В письме предлагалось разграничить Обломовых и обломовцев. Обломовец – это Обломов без «той сердечности, той гуманности, того развития, которыми проникнута насквозь вся мягкая, добрая фигура» Ильи Ильича. «Обломовцы, – пишет Соколовский, – встречаются везде», т. е. во всех слоях общества. И далее в письме идет пассаж, который по смыслу и структуре удивительно напоминает вскоре ставшую знаменитой анафорную композицию Добролюбова: «Если я вижу теперь помещика ‹…› Если встречаю чиновника ‹…›. Если слышу от офицера жалобы ‹…› он Обломов» (Там же.
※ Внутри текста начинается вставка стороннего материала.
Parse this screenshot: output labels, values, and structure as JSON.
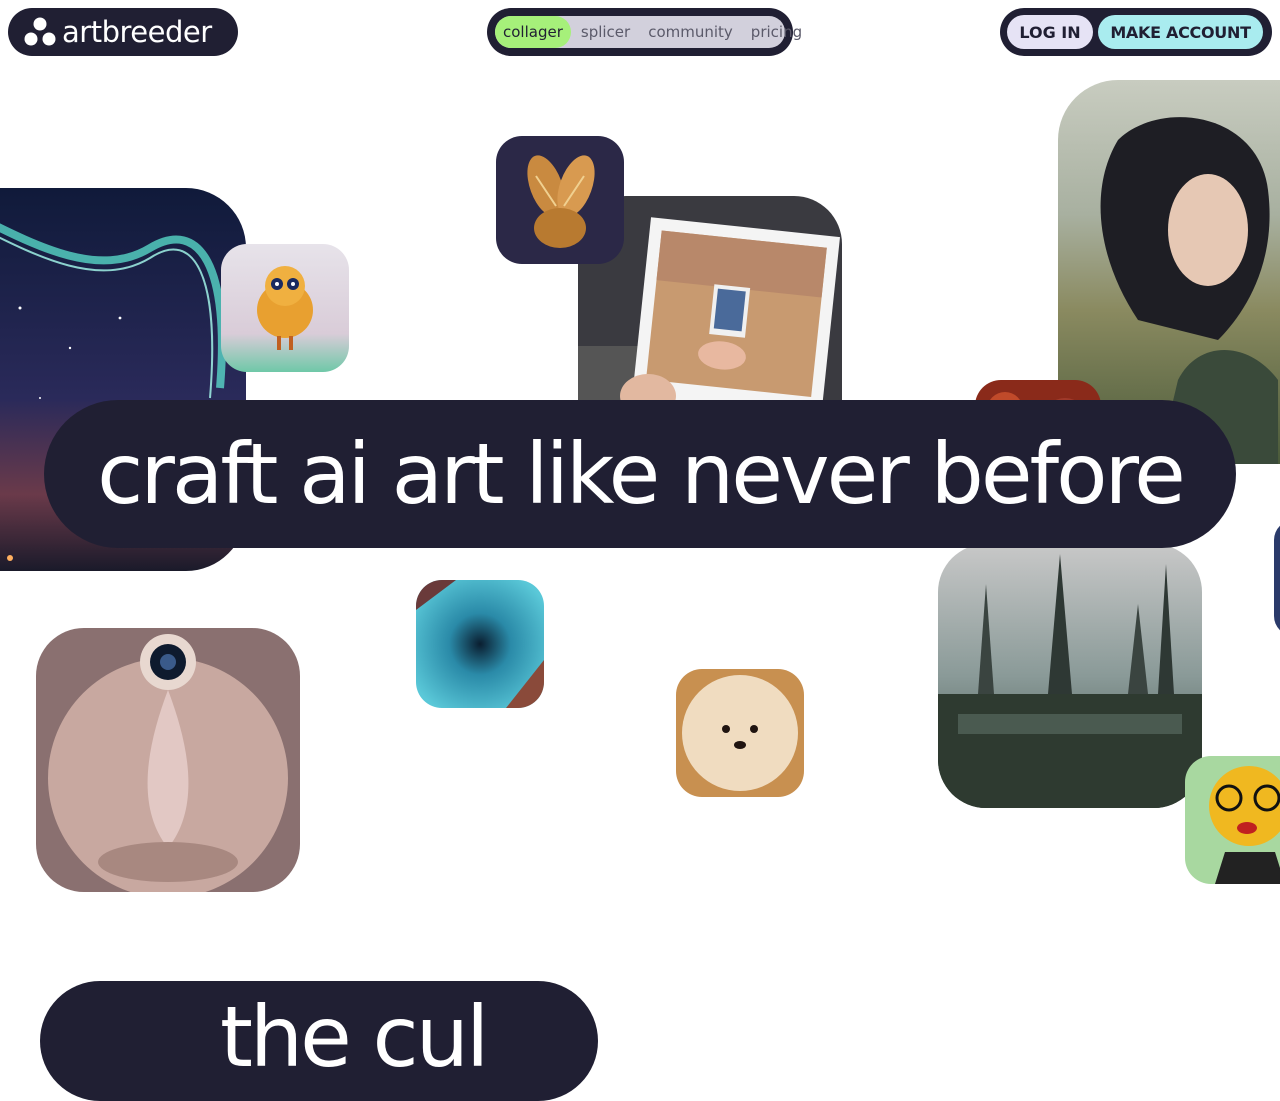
{
  "brand": {
    "name": "artbreeder",
    "logo_icon": "three-circles-logo-icon"
  },
  "nav": {
    "items": [
      {
        "label": "collager",
        "active": true
      },
      {
        "label": "splicer",
        "active": false
      },
      {
        "label": "community",
        "active": false
      },
      {
        "label": "pricing",
        "active": false
      }
    ]
  },
  "auth": {
    "login_label": "LOG IN",
    "signup_label": "MAKE ACCOUNT"
  },
  "hero": {
    "headline": "craft ai art like never before"
  },
  "next_section": {
    "partial_heading": "the cul"
  },
  "colors": {
    "dark": "#201f33",
    "nav_active": "#a6f07a",
    "login_bg": "#e6e3f5",
    "signup_bg": "#a9ecef"
  }
}
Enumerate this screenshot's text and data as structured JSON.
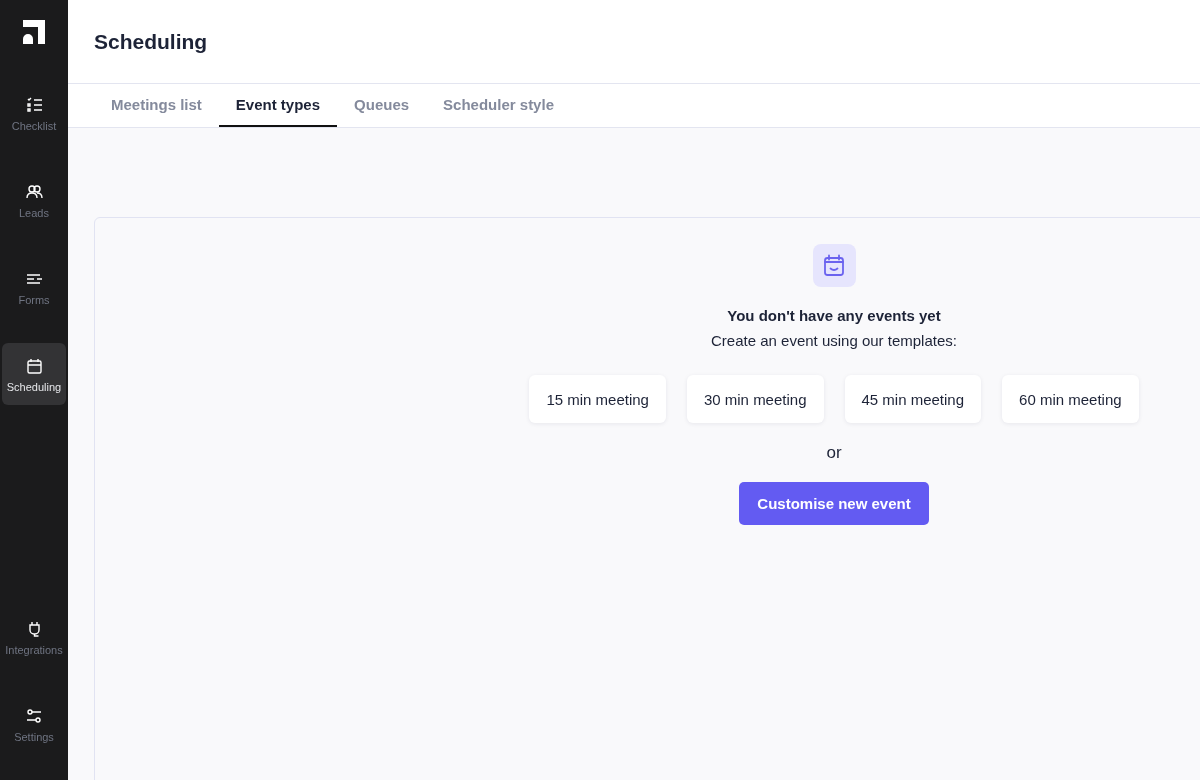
{
  "sidebar": {
    "items": [
      {
        "label": "Checklist",
        "selected": false
      },
      {
        "label": "Leads",
        "selected": false
      },
      {
        "label": "Forms",
        "selected": false
      },
      {
        "label": "Scheduling",
        "selected": true
      }
    ],
    "bottom_items": [
      {
        "label": "Integrations",
        "selected": false
      },
      {
        "label": "Settings",
        "selected": false
      }
    ]
  },
  "header": {
    "title": "Scheduling"
  },
  "tabs": [
    {
      "label": "Meetings list",
      "selected": false
    },
    {
      "label": "Event types",
      "selected": true
    },
    {
      "label": "Queues",
      "selected": false
    },
    {
      "label": "Scheduler style",
      "selected": false
    }
  ],
  "empty_state": {
    "title": "You don't have any events yet",
    "subtitle": "Create an event using our templates:",
    "templates": [
      "15 min meeting",
      "30 min meeting",
      "45 min meeting",
      "60 min meeting"
    ],
    "separator": "or",
    "primary_button": "Customise new event"
  }
}
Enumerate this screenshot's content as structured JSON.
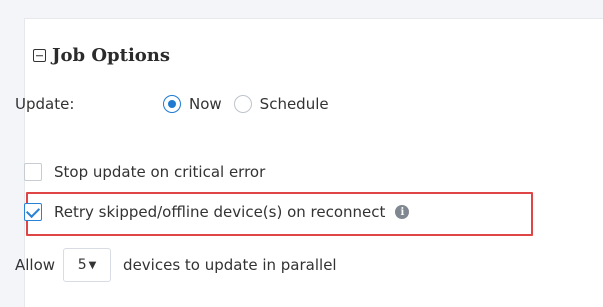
{
  "panel": {
    "title": "Job Options"
  },
  "update": {
    "label": "Update:",
    "options": [
      {
        "label": "Now",
        "selected": true
      },
      {
        "label": "Schedule",
        "selected": false
      }
    ]
  },
  "checks": {
    "stop_update": {
      "label": "Stop update on critical error",
      "checked": false
    },
    "retry": {
      "label": "Retry skipped/offline device(s) on reconnect",
      "checked": true,
      "info_icon": "info-icon"
    }
  },
  "parallel": {
    "prefix": "Allow",
    "value": "5",
    "suffix": "devices to update in parallel"
  },
  "colors": {
    "accent": "#1f7bd1",
    "highlight": "#e04545"
  }
}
С. 62),1 при этом социальная вертикаль представлена в перечне обломовцев Соколовского еще полнее, чем у Добролюбова, вплоть до крестьянина. «Мы привыкли, – заявляет автор письма об обломовцах, – их видеть и в лице той части нашей пишущей и воюющей братии, заветная мечта которой дослужиться до тепленького местечка, нажить себе всякими путями состояньице и затем почить на пожатых лаврах ‹…› и в помещике, проводящем за малыми исключениями свои годы в отъезжем поле за благородным занятием травли зайцев; и в промышленнике, кое-как сколотившем себе копейку, с презрением смотрящем на все новое ‹…› и в крестьянине, отпахавшем свое поле и затем махнувшем рукой на все, исключая заветного пенника, на который пропивается последняя копейка, результат его тяжелых трудов… ‹…› Словом, обломовцы – все те, которые на труд смотрят как на наказание, а на отдых и лень – как на райское блаженство…» (Там же. С. 30-31).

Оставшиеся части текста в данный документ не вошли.